I ran into the barn, and Banjo poked his head out of his stall. I grabbed a lead rope, and then I walked into his stall, clipped it on, and led him out. I jumped up on him and began riding him bareback. I let Banjo lead the way as I sobbed and fought to catch my breath.

I wasn’t sure how long I had been out riding Banjo. I just sat on him, feeling numb. When he made his way to the river, I jumped off and stood there. I watched him graze on the grass. I dropped his lead, and I walked over to a tree. I slowly slid down it and stared out at the river. I had no tears left.

I leaned my head back and replayed the whole thing over again in my head. I thought of every single thing Will had heard and how it must have sounded to him.

I closed my eyes and whispered, “Will, please come back to me. Please.”

I felt something hitting my boot, and I opened my eyes to see Banjo. I smiled and looked up at my giant beauty. “I can always count on you, boy. Isn’t that right?”

He began bobbing his head up and down, and I let out a giggle.

I stood up and began running my hands along his side and back. “Oh, Banjo, I really messed things up.” I buried my face into my horse and softly cried.

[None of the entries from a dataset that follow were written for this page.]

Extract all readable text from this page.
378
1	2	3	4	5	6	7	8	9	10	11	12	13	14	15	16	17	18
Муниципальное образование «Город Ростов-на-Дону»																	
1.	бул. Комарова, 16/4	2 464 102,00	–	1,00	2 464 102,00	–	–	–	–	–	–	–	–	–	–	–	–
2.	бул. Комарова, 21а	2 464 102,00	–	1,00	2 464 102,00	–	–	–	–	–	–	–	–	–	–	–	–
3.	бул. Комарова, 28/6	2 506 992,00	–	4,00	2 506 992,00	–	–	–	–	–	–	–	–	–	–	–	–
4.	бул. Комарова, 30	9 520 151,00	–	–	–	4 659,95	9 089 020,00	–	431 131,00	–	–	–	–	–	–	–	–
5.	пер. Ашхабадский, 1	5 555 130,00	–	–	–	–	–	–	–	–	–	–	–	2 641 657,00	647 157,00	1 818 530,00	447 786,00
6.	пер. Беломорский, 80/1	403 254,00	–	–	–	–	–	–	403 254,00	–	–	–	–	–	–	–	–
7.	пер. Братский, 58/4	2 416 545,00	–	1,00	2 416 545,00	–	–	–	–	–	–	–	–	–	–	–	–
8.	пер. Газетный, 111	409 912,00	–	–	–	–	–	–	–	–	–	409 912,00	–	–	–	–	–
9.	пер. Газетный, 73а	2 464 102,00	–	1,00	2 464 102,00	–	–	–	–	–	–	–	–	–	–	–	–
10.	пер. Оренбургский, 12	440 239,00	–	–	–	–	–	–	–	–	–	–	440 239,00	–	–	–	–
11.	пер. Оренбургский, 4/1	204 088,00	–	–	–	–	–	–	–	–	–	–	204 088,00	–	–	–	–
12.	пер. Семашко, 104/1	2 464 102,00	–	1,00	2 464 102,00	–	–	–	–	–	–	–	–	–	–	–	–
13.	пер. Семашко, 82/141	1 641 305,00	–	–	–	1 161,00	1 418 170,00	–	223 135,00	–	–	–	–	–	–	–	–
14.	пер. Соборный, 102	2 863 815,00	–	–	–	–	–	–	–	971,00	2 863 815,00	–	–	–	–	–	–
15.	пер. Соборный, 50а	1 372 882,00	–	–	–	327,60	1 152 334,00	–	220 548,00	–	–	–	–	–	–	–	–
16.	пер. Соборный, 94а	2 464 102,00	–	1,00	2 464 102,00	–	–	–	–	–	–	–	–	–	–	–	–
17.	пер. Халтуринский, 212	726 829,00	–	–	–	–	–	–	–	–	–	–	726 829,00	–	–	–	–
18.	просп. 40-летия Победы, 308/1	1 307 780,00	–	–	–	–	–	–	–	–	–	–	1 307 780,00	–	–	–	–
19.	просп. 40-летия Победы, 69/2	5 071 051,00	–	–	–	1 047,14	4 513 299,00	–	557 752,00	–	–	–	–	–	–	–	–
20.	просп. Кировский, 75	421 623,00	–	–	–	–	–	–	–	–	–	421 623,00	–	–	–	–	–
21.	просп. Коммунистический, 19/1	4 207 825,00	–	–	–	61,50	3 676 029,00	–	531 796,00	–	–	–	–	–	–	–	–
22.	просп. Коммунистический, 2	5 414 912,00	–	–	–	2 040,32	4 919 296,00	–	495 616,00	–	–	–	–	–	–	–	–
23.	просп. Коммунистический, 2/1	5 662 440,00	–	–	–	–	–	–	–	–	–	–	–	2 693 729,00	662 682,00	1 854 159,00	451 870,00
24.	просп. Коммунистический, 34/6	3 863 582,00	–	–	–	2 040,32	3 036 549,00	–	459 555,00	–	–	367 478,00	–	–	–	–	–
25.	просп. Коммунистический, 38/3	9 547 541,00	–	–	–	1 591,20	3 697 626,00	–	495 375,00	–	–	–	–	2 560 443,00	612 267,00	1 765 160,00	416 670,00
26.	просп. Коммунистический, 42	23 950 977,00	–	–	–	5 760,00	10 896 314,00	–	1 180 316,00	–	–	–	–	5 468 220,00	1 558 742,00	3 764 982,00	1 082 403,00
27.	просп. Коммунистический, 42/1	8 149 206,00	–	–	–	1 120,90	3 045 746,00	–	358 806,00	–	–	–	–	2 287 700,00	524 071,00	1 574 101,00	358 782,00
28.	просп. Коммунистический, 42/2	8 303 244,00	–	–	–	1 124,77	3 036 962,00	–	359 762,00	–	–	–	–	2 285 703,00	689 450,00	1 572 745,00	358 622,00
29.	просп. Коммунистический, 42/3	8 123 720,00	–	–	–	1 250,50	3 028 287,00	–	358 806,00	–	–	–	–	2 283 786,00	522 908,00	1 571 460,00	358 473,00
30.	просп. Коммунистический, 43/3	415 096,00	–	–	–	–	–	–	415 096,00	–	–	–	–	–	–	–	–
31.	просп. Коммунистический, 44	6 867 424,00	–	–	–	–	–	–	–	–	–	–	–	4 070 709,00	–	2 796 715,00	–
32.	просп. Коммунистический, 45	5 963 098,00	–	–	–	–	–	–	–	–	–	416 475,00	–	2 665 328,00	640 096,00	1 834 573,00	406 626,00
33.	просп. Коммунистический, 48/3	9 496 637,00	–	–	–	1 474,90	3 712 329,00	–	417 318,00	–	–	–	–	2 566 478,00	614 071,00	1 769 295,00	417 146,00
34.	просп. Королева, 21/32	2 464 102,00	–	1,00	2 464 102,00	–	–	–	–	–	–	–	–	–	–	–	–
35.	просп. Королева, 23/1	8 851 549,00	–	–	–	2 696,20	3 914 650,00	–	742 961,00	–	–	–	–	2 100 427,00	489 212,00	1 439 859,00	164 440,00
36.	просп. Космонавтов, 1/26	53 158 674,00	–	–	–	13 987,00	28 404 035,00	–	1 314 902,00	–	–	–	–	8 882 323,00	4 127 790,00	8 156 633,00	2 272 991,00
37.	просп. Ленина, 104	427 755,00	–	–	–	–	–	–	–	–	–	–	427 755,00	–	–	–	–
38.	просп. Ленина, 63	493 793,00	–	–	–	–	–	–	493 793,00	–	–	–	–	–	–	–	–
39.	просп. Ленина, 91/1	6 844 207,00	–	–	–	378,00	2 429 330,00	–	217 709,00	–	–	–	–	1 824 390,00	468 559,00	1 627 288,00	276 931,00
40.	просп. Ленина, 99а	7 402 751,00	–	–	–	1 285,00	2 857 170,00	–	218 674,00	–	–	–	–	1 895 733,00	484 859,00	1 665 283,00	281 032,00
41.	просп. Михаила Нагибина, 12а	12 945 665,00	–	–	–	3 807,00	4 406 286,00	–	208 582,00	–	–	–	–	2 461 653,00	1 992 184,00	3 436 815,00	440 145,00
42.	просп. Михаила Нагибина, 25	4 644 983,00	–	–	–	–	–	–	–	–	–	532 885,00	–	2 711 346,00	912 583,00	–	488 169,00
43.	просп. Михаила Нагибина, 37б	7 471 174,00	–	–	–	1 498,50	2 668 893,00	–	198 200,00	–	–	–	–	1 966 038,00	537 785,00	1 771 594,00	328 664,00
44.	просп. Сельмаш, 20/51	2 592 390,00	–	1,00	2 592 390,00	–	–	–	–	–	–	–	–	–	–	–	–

“Alex? You feel like company?”

I looked up and saw my father. I walked over to him, and he pulled me into his arms. I completely fell apart. My legs gave out on me, and we both slowly hit the ground. He pulled me onto his lap and held me while I cried.

“Alex, please don’t cry, baby.”

“Daddy, he’s gone. He left me.”

He began rocking me while I attempted to settle down.

“Shh…baby girl. Please, please don’t be upset.”

I pulled back and looked into my father’s eyes. “I didn’t…I didn’t mean it when I said…when I said I hated you. Daddy, I didn’t mean it.”

He pulled me back into him. “I know, Alex. I know.”